The commercial property market in the UK is estimated to be worth around £600 billion, and with rates rising it is inevitable that some business are going to start feeling the effect.
However, the impact of commercial mortgage rate rises is not going to be uniform with certain sectors more susceptible than others.
With a great many commercial mortgages being priced on a LIBOR based margin there will be plenty of small business owners dreading the letter from their commercial lender advising them of a rate rise. These rises will, in time, also impact tenanted properties too as landlords seek to protect their rental incomes. Another effect of commercial mortgage rate rises will be the tightening of criteria by commercial lenders.
Specialist repossession lawyers report that the two types of businesses most likely to get in to trouble are pubs and high street retail outlets. Worth bearing in mind that as pubs and restaurants are over three times more likely to fail anyway so it should be no surprise that they are more likely to face repossession proceedings.

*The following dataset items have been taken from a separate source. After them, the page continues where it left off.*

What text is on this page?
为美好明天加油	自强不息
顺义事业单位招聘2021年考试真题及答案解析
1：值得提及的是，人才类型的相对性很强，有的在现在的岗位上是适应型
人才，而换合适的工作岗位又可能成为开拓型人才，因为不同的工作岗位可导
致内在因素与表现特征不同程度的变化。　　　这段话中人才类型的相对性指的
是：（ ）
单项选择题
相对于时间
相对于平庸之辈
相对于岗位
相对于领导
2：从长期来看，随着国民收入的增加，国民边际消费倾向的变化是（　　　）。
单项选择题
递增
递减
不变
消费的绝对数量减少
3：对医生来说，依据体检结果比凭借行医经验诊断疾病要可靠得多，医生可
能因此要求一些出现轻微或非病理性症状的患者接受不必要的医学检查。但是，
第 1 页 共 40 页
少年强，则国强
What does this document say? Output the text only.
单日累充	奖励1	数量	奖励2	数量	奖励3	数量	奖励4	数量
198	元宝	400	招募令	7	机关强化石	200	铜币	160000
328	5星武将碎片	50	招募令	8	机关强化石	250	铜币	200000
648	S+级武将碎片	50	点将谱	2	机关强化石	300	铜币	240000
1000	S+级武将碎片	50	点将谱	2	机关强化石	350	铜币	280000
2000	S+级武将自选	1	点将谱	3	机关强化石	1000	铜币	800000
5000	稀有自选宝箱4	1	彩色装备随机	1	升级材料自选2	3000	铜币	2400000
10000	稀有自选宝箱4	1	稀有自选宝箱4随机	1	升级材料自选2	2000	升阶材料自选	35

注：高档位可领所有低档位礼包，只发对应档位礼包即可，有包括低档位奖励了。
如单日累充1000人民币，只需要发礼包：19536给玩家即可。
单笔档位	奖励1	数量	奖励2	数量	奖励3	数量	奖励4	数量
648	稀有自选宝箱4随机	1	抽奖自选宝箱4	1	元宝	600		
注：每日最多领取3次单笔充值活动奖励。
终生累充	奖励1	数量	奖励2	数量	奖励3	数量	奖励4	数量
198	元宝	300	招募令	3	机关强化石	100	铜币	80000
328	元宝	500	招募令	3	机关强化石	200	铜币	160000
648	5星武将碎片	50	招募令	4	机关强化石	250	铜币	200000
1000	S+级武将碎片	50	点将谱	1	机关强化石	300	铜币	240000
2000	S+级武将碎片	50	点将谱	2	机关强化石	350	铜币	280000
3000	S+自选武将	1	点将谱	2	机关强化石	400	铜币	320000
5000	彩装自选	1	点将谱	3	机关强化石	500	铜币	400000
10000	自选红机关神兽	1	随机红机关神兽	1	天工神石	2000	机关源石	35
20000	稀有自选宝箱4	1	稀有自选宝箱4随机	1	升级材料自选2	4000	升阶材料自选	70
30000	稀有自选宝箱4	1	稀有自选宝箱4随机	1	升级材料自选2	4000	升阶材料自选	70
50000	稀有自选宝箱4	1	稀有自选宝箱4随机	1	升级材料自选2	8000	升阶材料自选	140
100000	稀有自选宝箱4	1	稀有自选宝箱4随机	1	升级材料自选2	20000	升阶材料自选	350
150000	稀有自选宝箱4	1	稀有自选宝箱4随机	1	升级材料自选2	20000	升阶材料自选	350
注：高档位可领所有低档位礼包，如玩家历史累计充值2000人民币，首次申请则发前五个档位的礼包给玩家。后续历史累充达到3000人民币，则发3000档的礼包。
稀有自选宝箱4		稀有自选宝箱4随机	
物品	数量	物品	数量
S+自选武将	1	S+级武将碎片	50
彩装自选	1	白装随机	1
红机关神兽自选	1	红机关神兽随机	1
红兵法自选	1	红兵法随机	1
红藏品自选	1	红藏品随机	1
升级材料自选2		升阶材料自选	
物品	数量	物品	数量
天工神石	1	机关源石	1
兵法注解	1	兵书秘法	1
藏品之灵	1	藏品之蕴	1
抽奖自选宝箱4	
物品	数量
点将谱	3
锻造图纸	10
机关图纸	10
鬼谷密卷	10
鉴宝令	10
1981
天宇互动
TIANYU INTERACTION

The other consideration with these types of business models is that are more susceptible to macro-economic pressures and other local issues.
Pubs, restaurants and high-street restaurants all operate with highly competitive and fickle markets, with the Internet driving prices down and employment costs rising they are particularly vulnerable to rate rises.
Careful budgeting and control of costs are obviously vital but unfortunately there is little else that a business can do to protect itself from commercial mortgage rate rises. The obvious advice is to be on the look out for cheaper mortgage rates from other lenders, but a great many commercial mortgages carry hefty early repayment so care is needed.